10 Burnt Wood-Sticks Sculptures Created By This Artist That Shows Serene Pixelated Faces
Gil Bruvel is a Texas-based visionary artist who creates various types of breathtaking artworks. Many art galleries represent his works worldwide. The artist regularly meditates and his art emerges from deep contemplation of images, emotions, and sensations, which he refines continually before he casts them into material form.
In his recent project “Bending the lines-pixelated forms“, he uses an organic material (wood), reshapes the pieces into strong geometric shapes, and then uses those rigid geometric shapes to create something organic again.
He shares that “the pixelated outlines mimic our complex neural pathways, while the use of gradient color reinforces our minds’ interconnectedness. The wood is charred to show the impact of natural phenomena on the physical form and its inherently transient nature, which is transformed by the passage of time, revealing further patterns and detail.” Check out some of his brilliant works in the gallery below.

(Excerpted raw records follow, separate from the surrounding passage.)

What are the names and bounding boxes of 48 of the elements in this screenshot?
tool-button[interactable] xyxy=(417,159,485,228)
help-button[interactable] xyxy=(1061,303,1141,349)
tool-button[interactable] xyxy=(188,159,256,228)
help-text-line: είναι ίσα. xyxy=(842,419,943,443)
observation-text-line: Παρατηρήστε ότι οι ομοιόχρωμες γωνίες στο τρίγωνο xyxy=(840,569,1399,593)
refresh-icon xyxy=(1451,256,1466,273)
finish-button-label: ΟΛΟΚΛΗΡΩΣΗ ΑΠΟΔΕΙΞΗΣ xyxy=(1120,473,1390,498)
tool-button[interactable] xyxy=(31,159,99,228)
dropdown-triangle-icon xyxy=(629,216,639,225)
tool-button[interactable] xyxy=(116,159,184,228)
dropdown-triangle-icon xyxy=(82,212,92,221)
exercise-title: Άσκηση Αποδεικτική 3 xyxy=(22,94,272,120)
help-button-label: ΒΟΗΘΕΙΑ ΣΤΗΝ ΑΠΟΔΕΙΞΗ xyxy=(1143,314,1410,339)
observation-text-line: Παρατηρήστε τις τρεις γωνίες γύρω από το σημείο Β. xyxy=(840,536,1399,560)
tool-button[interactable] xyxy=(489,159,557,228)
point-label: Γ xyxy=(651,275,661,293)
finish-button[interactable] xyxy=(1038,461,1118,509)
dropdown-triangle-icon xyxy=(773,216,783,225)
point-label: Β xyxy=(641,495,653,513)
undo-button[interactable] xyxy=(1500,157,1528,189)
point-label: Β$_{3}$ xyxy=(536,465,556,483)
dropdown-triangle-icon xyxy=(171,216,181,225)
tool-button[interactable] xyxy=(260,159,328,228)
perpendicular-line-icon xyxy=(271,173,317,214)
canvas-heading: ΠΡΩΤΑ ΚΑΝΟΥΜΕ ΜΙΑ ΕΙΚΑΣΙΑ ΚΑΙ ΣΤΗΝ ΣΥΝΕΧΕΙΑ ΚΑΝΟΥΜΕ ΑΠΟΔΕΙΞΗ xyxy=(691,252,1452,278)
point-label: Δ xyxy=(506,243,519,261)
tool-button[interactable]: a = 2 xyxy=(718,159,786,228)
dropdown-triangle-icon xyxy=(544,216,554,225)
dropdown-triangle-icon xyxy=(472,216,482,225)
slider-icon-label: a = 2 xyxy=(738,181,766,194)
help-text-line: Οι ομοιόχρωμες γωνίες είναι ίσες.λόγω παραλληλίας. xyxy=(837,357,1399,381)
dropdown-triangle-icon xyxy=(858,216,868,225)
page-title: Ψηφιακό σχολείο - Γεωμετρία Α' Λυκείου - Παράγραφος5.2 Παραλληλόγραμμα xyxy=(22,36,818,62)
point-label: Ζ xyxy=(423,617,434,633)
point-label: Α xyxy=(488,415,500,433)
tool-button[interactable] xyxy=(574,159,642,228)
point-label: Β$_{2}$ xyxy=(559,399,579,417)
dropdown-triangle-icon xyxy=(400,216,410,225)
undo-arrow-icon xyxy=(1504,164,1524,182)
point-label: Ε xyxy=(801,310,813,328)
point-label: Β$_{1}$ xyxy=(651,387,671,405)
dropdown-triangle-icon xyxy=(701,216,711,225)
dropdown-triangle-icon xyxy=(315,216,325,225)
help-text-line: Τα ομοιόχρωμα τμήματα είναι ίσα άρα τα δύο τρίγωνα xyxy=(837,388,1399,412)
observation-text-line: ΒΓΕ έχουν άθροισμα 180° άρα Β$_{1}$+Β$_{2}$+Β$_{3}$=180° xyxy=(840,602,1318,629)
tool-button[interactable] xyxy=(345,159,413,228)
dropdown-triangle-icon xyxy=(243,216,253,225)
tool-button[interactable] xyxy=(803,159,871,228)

The artist says, “When you are creating art, it is good to develop your intent about what it is you’re trying to express. If it doesn’t make me feel anything, how can I expect someone else to feel something.”
Bruvel also revealed that the idea for his artworks comes from deep within as he meditates regularly– “I have been meditating every day since I was a young man, so I chose to represent a state of clarity within the pieces. You’re not looking at faces, you’re experiencing a state of mind. The meditation helps me live in the moment be connected to my experiences. You must be in tune with your senses (Sight, Sound, Taste, etc…)”
Bruvel’s father was a cabinet maker, so he learned tools and woodcraft at a young age. “The technique is not overly complex”, he says, “Simplicity is important so your creativity can take over. Wood. Glue. Nails. Fire. Paint.”
The artist also shared a very important life lesson- “We try and fail until we get it right. Failure is essential in crystallizing and improving on our initial ideas.”